A Women in Berlin (Berlin’de Bir Kadın) :
1945 yılının bahar aylarında tutulan gerçek bir günlükten uyarlanan Berlin’de bir Kadın filmi, Almanya’nın Sovyet işgali sırasında yaşadıklarını azimli bir gazeteci kadının gözünden anlatır. Almanya’dan intikam almak isteyen Sovyet askerlerin hedefleri Alman askerler değil, savaş gerekçesiyle geride bırakılan Alman kadınlardır. Önce binaları kuşatan Sovyet askerler, çok geçmeden Alman kadınlara sistematik bir şekilde tecavüz etmeye başlar. Film hem toplu tecavüzün silah olarak kullanılmasını hem de kadınların tecavüz ve savaş sonrası yaşadıkları travmaları ve hayata tutunma mücadelelerini anlatıyor. Orjinali ilk kez 1959’da yayınlanmasına rağmen, günlük Alman kadınların “ahlâkını bozduğu” gerekçesiyle uzun süre sansürlendi.
Respiro (Nefes Alıyorum) :
Cannes Film Festivali'nde Eleştirmenler Haftası Büyük Ödülü ve Genç Eleştirmenler Ödülü'nü alan film, Sicilya’nın güneyinde bulunan Lampedusa isimli küçük bir adada geçiyor. Adada yaşayan insanların büyük bir çoğunluğu hayatını balıkçılık yaparak kazanır. Geleneksel değer yargılarının hakim olduğu cemaat kültürünün etkisi altında yaşayan ada toplumu, Kıbrıslı Türkler’e benzer özellikler sergiler. Kadınlar ve erkeklerin özel ve çalışma alanlarının sihirli çizgilerle ayrıldığı adada, ataerkil ögeler tüm çıplaklığı ile yaşanır. Belirtilen koşullar içerisinde hayatını kendi kuralları çerçevesinde yaşamak isteyen bir kadının varlığı göze çarpar.
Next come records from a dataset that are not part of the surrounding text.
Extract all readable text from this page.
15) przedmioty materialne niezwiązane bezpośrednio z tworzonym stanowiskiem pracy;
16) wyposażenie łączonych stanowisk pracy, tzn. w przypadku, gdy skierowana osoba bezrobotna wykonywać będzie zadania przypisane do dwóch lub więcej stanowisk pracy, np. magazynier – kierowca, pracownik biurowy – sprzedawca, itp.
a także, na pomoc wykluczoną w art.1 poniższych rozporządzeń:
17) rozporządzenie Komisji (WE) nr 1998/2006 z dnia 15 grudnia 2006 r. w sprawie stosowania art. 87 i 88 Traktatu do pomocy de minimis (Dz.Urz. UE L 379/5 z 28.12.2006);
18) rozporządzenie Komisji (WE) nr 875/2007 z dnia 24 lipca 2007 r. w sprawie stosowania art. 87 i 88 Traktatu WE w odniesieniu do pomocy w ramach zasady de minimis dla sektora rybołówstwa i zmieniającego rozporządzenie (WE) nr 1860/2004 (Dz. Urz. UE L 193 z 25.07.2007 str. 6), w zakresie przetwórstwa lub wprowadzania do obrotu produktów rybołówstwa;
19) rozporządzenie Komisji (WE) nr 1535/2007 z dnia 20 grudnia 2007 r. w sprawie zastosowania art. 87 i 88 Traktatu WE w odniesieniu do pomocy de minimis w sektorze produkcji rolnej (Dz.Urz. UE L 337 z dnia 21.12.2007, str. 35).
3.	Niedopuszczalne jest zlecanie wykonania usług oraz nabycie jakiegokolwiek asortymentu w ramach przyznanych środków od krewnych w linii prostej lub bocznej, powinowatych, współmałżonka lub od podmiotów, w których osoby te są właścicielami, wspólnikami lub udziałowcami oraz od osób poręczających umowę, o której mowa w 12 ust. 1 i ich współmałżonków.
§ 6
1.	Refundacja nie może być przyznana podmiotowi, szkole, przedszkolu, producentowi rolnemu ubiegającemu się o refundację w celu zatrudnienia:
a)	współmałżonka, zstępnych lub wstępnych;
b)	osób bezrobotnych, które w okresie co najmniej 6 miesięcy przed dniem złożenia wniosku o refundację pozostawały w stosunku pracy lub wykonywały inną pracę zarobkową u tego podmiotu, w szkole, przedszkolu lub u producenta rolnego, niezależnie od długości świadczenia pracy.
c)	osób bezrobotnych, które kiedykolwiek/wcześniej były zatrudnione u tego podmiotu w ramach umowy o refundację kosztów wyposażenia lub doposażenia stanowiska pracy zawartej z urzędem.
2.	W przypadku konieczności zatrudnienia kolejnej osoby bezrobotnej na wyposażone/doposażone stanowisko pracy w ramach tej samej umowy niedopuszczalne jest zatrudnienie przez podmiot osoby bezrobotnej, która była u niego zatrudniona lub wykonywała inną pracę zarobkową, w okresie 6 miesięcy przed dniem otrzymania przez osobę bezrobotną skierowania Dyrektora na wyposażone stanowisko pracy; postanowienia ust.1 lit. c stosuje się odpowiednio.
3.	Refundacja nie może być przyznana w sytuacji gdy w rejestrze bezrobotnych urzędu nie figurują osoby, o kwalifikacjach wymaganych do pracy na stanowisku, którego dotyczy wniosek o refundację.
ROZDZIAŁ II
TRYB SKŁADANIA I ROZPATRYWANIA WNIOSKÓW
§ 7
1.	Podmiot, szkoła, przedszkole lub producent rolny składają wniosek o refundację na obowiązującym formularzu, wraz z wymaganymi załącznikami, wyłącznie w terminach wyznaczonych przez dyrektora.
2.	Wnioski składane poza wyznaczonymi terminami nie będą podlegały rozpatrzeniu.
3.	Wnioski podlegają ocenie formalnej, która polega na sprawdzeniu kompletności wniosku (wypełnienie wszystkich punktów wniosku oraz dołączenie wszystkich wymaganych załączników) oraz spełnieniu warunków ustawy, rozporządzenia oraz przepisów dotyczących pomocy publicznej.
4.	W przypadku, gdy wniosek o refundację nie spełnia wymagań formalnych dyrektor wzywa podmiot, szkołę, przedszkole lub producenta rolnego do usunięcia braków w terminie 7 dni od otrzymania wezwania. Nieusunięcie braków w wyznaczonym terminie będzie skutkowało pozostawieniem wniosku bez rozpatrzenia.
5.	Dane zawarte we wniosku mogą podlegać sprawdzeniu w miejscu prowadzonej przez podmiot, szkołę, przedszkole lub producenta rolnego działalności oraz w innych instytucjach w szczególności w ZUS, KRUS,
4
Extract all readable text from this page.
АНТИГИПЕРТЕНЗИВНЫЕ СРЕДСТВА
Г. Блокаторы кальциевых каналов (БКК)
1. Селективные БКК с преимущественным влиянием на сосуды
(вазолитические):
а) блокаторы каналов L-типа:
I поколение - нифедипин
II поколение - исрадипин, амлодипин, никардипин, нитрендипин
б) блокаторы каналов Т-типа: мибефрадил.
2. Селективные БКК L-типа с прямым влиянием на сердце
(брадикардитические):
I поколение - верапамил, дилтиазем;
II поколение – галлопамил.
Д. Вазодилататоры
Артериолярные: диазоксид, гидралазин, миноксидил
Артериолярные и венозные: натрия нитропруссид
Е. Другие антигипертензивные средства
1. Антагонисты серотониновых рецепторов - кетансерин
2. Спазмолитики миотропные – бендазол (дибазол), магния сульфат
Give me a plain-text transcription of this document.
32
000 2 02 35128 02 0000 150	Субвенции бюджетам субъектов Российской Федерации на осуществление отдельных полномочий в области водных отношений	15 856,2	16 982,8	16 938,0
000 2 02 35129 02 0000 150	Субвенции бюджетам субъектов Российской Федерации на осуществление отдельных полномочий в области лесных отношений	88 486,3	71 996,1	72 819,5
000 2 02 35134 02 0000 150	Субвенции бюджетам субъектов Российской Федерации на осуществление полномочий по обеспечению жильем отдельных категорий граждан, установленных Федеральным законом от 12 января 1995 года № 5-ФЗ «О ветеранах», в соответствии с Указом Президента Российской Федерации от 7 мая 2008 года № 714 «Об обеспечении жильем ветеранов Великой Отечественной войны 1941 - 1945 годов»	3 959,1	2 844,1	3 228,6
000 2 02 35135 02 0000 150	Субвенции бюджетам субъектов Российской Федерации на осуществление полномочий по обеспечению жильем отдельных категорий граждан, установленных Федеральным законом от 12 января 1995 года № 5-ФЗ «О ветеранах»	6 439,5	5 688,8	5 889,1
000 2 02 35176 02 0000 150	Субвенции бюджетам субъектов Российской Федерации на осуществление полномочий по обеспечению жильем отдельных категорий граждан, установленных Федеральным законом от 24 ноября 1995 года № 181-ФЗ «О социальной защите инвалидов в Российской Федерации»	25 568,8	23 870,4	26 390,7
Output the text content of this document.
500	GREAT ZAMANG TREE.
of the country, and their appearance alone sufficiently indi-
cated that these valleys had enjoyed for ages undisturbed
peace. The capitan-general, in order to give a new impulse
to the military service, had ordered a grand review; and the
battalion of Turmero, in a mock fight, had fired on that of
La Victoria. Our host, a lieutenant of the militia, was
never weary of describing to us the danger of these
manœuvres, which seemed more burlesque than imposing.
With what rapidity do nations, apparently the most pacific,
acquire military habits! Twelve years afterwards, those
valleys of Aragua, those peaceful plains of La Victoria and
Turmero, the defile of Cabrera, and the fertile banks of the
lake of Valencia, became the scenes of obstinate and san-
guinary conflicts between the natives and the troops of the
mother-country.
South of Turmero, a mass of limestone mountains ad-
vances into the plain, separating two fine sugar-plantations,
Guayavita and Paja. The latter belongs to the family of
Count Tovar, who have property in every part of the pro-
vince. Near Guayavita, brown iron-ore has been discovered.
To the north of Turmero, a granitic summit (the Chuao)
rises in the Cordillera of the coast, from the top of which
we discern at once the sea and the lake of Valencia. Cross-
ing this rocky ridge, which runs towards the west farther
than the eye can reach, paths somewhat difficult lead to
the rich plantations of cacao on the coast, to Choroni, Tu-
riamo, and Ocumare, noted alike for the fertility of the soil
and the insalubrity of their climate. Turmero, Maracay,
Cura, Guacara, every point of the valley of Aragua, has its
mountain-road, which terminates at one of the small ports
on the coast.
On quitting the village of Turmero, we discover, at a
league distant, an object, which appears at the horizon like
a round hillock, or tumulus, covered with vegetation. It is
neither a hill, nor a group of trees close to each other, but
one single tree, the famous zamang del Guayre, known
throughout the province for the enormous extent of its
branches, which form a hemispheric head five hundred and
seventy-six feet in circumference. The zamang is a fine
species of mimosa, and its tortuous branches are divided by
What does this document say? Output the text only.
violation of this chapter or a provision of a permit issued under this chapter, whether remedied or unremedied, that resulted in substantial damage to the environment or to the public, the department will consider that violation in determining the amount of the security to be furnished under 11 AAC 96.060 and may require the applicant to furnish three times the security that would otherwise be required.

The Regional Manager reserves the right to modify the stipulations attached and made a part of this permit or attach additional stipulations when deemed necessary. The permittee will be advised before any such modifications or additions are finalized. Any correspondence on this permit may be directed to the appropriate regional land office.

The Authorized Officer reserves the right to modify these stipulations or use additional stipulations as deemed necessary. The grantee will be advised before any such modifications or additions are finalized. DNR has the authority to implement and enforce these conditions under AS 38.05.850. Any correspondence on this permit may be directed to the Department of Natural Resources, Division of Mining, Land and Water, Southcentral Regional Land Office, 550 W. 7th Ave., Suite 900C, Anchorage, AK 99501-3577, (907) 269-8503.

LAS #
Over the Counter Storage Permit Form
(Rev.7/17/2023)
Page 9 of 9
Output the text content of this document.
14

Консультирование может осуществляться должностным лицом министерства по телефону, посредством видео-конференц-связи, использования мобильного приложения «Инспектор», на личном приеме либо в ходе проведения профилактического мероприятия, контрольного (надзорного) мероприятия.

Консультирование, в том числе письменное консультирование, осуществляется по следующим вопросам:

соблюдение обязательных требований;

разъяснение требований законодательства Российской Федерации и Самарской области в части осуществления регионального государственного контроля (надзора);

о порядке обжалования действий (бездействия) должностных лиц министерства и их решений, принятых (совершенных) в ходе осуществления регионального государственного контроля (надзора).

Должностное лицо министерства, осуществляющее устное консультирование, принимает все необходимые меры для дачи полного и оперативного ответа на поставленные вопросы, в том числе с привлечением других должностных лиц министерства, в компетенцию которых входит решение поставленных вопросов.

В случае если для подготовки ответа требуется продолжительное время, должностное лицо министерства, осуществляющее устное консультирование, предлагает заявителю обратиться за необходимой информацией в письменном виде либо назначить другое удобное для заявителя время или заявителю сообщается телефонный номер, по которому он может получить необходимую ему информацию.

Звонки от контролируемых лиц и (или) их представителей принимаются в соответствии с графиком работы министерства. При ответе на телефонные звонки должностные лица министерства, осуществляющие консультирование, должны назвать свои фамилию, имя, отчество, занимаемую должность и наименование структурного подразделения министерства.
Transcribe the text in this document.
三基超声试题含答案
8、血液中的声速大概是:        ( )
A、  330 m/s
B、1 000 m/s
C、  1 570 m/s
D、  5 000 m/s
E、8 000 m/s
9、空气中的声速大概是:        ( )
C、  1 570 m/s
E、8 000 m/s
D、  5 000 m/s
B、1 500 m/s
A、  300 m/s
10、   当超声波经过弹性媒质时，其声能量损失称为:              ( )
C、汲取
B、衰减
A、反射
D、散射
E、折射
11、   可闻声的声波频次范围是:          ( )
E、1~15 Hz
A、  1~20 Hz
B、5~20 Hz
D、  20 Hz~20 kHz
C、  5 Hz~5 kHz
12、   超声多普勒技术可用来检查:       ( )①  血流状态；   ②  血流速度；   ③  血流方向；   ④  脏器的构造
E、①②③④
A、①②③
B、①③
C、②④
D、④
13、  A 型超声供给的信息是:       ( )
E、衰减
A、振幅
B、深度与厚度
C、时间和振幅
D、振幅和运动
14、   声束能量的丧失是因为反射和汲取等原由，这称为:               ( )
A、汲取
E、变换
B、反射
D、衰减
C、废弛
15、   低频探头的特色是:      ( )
Evli ve üç çocuk annesi olan Grazia şarkı söyleyip dans ettiği, denize çıplak girdiği, şiddete karşı olduğu, çocukları üzerinde ebeveyn iktidarı kurmadığı, kocasının teknesi ile balık avlamaya çıkmak istediğinden ötürü akıl sağlığı yerinde olmayan ve tedavi edilmesi gereken bir kişi olarak tanımlanır. Bilindiği üzere toplum tarafından uyulması gereken ve ataerkil sistemin yeniden üretilmesine katkı sağlayan koşullara direnen kadınlar, çoğu zaman ahlâksız ve deli olarak lanse edilir. Günümüzde de varlığını sürdüren yaklaşım, özgürlüğü talep eden kişilerin fikirlerinin yıkıcı bir niteliğe sahip olduğunu söyler. Toplum içerisinde yaygın olan geleneksel değer yargılarının dönüşüme uğraması, mevcut iktidarı elinde bulunduranların koltuğunun sarsılmasına neden olur. Bu sebeple sadece kocası değil aynı zamanda bu sistemin devamını isteyen ada toplumu da Grazia’nın geleceği için karar verme hakkını kendinde görür. Grazia yaşadığı baskıların son aşaması olan akıl hastanesine yatırılma kararı sonrasında evden kaçıp, bir mağaraya sığınır. Bu süreçte kendisine yardımcı olan tek kişi büyük oğludur. Küçük oğlu ise yaşına rağmen zaman zaman annesini eleştirmekte ve toplum ile uyum içerisinde yaşaması için onu uyarmaktadır. Ada toplumu tarafından “uçarı, deli, kendini bilmez, terbiyesiz, garip” olarak tanımlanan ve bu doğrultuda dedikodusu yapılan Grazia’nın hayatını konu alan film, kadının erkek egemen toplum içerisinde yaşarken başına neler gelebileceğine ilişkin önemli bir örnek teşkil eder.